Sign in to follow this  
Followers 0
jurco

Help with a searching machine

16 posts in this topic

Friends:

The work to be perform is as follows: I have a huge text file (arround 600 pages), and I have to find some "strings" in that text file, and copy the complete line to a new text file.

Right now, I had done it by usind two notepads, using the searching machine from the Notepad, and copy to the results Notepad, everything just emulating key strokes, and it works fairly good, but (there are always some guts), it is slow, i cant do anything with my computer until the process is done, and can have some mistakes.

Ok, now, I had been trying with the file and string functions.

This is my first approach:

; CHECKING THE FILE, LINE BY LINE.

do

$line = FileReadLine (0,$linenum)

$result = StringInStr ($line,$schtxt)

if $result<>0 then filewriteline (1,$line)

$linenum = $linenum + 1

until $linenum = 10000 ;$schfilect + 1

PROBLEM: Terribly slow, even slower than doing it emulating key strokes.

Here is my second approach:

; CHECKING THE FILE, AS ONE LONG STRING, GETS THE RESULT IN CHARACTER NUMBER.

$filesch = Fileread ($filesch1, 1000000)

$result1 = StringInStr ($filesch,$schtxt,0,1)

$result2 = StringInStr ($filesch,$schtxt,0,2)

$result3 = StringInStr ($filesch,$schtxt,0,3)

$result4 = StringInStr ($filesch,$schtxt,0,4)

$result5 = StringInStr ($filesch,$schtxt,0,5)

$result6 = StringInStr ($filesch,$schtxt,0,6)

$result7 = StringInStr ($filesch,$schtxt,0,7)

$result8 = StringInStr ($filesch,$schtxt,0,8)

$result9 = StringInStr ($filesch,$schtxt,0,9)

$result10 = StringInStr ($filesch,$schtxt,0,10)

$result11 = StringInStr ($filesch,$schtxt,0,11)

$result12 = StringInStr ($filesch,$schtxt,0,12)

MsgBox (0,"Las líneas resultantes son:", $result1 & "-" & $result2 & "-" & $result3 & "-" & $result4 & "-" & $result5 & "-" & $result6 & "-" & $result7 & "-" & $result8 & "-" & $result9 & "-" & $result10 & "-" & $result11 & "-" & $result12)

As you can see, I am not very wise on the matter, but anyway, the idea is to search all the text file a a long long string.

PROBLEMS: It is incredibly fast, but instead of having the line where is the searched text, I have the character position.

ALTERNATIVES:

One alternative is to use the String format, so I can define the lenght of each line, and do it fix, so to convert from a character position to a line is just a simple division.

My problem is that I had been trying to understand how to use the string format with any luck until now.

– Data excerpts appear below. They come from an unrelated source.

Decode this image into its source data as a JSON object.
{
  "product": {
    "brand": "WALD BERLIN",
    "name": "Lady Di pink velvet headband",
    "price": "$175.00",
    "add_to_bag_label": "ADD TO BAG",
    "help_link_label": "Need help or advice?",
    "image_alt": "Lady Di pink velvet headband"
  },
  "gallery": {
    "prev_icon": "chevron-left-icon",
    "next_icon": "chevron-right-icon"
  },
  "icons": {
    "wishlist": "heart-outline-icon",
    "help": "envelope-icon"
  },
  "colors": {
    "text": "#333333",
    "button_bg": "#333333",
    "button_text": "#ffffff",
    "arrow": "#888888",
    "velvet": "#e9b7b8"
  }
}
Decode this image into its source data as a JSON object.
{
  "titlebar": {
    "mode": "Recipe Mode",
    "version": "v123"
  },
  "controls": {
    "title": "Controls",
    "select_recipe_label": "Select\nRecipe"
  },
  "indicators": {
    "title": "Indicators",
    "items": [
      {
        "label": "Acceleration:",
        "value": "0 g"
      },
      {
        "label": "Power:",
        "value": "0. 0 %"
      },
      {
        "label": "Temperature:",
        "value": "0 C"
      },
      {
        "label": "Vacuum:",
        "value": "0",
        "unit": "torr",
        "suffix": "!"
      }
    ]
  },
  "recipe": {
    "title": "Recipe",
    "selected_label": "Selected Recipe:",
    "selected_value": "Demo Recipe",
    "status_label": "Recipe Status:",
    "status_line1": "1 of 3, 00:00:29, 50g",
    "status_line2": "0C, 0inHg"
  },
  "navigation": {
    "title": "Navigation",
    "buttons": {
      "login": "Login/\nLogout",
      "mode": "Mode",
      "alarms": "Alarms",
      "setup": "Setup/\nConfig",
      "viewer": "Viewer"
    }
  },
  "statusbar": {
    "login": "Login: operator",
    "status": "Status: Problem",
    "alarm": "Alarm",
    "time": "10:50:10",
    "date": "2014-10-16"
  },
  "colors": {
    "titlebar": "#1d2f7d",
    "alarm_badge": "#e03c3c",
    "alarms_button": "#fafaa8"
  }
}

Second alternative, is find the way to find the Line Feed flags arround the result character, and copy the text between them. I have no idea how to do this, maybe will have to get the previos character, and compare it until is the Chr(10), and the same going to the next character.

The third alternative, is to run a program that acumulates in an array the first and the last character of each line, and then, look the character result to match the line (I tried this, but again, is terribly slow)

Any help will be highly appreciated.

Share this post


Link to post
Share on other sites



PLEASE DONT FLAME ME !!!!!! :)

ok if your file is 600 pages and you have 60 lines per page then you have 36000 records and if your file keeps growing you will kill your system trying to load this file into a $variable ENTER GAWK

GAWK is a free programming laguage and if you want speed then how about

56,500 records per second on an 866 pentium III?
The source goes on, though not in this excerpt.